Une dilatation tardive chez un fœtus de sexe masculin est le plus souvent la conséquence de valves de l’urètre postérieur d’apparition plus ou moins tardive.
Figure 12. Méga-uretère. De gauche à droite : mode « minimum », 2D, mode « inversion ».
Figure 13. Méga-uretère : étiologies.
Images liquidiennes intravésicales
L’aspect est celui d’une formation anéchogène à paroi fine, de forme plutôt arrondie correspondant à un abouchement ectopique d’un uretère normal ou à l’abouchement d’un uretère surnuméraire dans le cadre d’une duplication rénale.
Reins hyperéchogènes
L’aspect hyperéchogène des reins est lié à la présence des interfaces de multiples microkystes. Les étiologies sont multiples :
– mutations HNF1 bêta ;
– polykystoses ;
– syndromes avec macrosomie ;
– ciliopathies ;
– anomalies chromosomiques (T13 ou T18), métaboliques (maladies peroxyzomales), exposition aux inhibiteurs de l’enzyme de conversion(5).
• Mutations HNF1 bêta (TCF2). Elles représentent une cause fréquente de reins hyperéchogènes mais présentant en général une augmentation de taille modérée (<+/- 3DS) (figure 14). Il faut savoir rechercher une hypoplasie pancréatique. Ces mutations peuvent être responsables d’autres anomalies réno-urinaires et en particulier de formes bilatérales gravissimes à type de dysplasie multikystique(6).

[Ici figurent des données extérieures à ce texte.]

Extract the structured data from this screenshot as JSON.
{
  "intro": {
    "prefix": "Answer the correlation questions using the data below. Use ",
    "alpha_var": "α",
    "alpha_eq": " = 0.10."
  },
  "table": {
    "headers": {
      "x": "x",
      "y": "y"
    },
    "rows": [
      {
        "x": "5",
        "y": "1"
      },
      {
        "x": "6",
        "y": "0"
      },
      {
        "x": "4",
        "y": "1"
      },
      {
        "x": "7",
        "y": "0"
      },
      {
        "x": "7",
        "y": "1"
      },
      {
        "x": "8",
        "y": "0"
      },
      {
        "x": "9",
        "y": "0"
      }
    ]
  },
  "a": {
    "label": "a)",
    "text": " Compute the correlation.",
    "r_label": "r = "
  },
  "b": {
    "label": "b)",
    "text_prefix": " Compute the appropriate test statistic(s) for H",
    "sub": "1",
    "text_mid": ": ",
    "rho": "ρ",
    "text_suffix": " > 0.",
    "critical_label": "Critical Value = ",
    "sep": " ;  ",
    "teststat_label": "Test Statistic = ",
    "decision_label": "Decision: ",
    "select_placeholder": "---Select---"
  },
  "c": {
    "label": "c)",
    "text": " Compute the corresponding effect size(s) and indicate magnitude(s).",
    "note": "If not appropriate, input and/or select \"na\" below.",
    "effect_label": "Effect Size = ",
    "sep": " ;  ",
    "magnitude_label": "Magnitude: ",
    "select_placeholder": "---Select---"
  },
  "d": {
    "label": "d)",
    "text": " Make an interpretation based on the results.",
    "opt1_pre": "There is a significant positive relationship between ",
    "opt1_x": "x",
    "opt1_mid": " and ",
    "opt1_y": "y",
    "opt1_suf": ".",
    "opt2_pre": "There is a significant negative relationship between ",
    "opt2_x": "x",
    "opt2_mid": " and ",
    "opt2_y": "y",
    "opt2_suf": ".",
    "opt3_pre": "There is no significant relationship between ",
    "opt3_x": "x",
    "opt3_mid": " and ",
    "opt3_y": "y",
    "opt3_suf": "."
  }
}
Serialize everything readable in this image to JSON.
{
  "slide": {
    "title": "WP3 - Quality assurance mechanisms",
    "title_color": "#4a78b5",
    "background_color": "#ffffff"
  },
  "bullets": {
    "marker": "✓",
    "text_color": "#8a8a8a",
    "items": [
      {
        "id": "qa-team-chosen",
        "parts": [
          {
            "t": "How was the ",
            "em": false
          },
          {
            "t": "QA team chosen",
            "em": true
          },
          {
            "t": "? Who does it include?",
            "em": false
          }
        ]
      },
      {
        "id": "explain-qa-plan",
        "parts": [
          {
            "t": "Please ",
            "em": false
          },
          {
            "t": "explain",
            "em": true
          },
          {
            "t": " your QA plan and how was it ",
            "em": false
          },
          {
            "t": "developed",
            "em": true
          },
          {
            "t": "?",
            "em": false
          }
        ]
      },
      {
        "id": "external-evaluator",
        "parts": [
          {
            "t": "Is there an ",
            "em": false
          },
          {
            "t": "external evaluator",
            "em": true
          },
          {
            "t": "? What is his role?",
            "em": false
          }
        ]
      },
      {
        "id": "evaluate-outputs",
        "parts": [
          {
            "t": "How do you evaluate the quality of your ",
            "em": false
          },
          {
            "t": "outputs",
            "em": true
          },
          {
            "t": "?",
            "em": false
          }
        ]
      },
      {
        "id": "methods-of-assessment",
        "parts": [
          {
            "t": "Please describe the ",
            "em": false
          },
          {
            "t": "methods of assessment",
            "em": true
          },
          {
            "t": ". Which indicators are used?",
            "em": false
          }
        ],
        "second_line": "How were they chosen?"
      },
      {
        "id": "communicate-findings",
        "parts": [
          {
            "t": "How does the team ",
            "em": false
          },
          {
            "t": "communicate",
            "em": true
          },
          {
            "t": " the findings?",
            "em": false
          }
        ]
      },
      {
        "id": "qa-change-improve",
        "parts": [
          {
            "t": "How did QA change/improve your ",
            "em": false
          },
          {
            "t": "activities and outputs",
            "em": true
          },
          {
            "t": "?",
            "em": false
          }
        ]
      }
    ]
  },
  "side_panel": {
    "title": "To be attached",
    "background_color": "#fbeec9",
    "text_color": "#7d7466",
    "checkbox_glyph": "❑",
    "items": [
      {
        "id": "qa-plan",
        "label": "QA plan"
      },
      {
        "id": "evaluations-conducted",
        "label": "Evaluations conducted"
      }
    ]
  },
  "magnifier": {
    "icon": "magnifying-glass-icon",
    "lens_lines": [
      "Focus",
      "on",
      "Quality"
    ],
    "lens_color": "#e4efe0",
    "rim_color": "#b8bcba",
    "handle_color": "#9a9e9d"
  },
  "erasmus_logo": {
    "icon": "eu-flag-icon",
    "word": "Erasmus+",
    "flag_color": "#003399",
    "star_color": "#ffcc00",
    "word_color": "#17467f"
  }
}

Figure 14. Reins dans le cadre d’une mutation HNF1 bêta.
• Polykystoses :
– polykystose autosomique récessive (APKR, polykystose infantile) : la fréquence de cette affection est de 1/20000 ; les reins sont le plus souvent très volumineux (jusqu’à +15DS) (figure 15). Les formes majeures (50 à 75 %) sont responsables d’une anurie réalisant un oligoanamnios. Le pronostic est très sévère avec décès in utero ou à la naissance. Le taux de récurrence est de 25 %. Il existe des formes modérées. Le liquide amniotique est normal, l’insuffisance rénale s’installe progressivement : 39 % des enfants présentant une HTA à 1 an, 30 % nécessitent une dialyse/greffe avant 15 ans ;
– polykystose autosomique dominante (APKD) : sa fréquence est de 1/1000. Dans la plupart des cas, l’échographie est assez peu contributive, ne montrant des reins que peu augmentés de volume, un liquide amniotique d’abondance normale (figure 16). Une histoire familiale est à rechercher avec attention.
Figure 15. Reins dans le cadre d’une polykystose récessive (APKR).
Figure 16. Reins dans le cadre d’une polykystose dominante (APKD).
• Syndromes avec macrosomie.
Retenons le syndrome de Becwith-Wiedemann associant aux gros reins échogènes : macrosomie, viscéromégalie,omphalocèle, macroglossie (figure 5).
• Ciliopathies : syndrome de Joubert avec outre les gros reins les signes cérébraux caractéristiques (signe de la « dent molaire » par allongement des pédicules cérébelleux supérieurs), syndrome de Bardet-Biedl avec hexadactylie.
• Autres anomalies : chromosomiques, métaboliques, exposition à l’enzyme de conversion (figure 17).
Figure 17. Gros reins hyperéchogènes dans le cadre d’une exposition à l’enzyme de conversion.
Les anomalies réno-urinaires représentent une part importante des anomalies fœtales dépistables en anténatal. La complexité tant de leur diagnostic que de leur pronostic impose un travail collégial au sein d’un CPDP.